- Born: Saul Kaplan February 19, 1912 Brooklyn, New York, U.S.
- Died: November 15, 1997 (aged 85) Los Angeles, California, U.S.
- Occupations: Composer, musical director
- Years active: 1931–1997
- Spouses: Ethel Schwartz; Betty Levin;
- Children: Judith

= Saul Chaplin =

American composer and musical director (1912–1997)

Saul Chaplin (February 19, 1912 – November 15, 1997) was an American composer and musical director.

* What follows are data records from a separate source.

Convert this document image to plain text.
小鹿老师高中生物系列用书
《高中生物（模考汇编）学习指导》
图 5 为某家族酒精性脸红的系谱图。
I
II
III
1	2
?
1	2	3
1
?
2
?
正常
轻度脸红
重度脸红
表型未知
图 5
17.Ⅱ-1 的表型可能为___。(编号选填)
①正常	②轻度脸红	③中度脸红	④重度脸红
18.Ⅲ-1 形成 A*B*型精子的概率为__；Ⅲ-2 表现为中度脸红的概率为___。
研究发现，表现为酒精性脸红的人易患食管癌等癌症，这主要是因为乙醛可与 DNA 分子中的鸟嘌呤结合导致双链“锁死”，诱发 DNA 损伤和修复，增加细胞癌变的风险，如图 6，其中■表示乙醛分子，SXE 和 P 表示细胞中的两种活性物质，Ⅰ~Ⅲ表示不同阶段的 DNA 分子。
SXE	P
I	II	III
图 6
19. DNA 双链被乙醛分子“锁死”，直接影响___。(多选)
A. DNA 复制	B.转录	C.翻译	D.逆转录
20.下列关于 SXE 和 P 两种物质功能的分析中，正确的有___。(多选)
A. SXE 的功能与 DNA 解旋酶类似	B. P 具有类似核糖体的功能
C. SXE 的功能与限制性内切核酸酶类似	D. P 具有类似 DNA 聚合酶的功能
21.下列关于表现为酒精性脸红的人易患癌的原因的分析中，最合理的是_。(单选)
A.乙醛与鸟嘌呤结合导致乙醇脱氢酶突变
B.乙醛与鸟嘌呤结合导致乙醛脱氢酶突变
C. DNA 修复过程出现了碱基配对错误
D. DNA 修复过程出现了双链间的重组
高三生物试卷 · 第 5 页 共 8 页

He was born Saul Kaplan in Brooklyn, New York.
He had worked on stage, screen and television since the days of Tin Pan Alley. In film, he won three Oscars for collaborating on the scores and orchestrations of An American in Paris (1951), Seven Brides for Seven Brothers (1954) and West Side Story (1961).

==Biography==

Born to a Jewish family, Chaplin graduated with a B.A. in accounting from New York University's School of Commerce. After school, Chaplin joined the ASCAP and started out penning tunes for the theatre, vaudeville and for New York's famous songwriting district, Tin Pan Alley. While in New York, Chaplin teamed with Sammy Cahn to compose original songs for Vitaphone movie shorts, filmed in Brooklyn by Warner Brothers. During this period the team was sometimes billed only by surname ("Cahn and Chaplin"), in the manner of Rodgers and Hart or Gilbert and Sullivan.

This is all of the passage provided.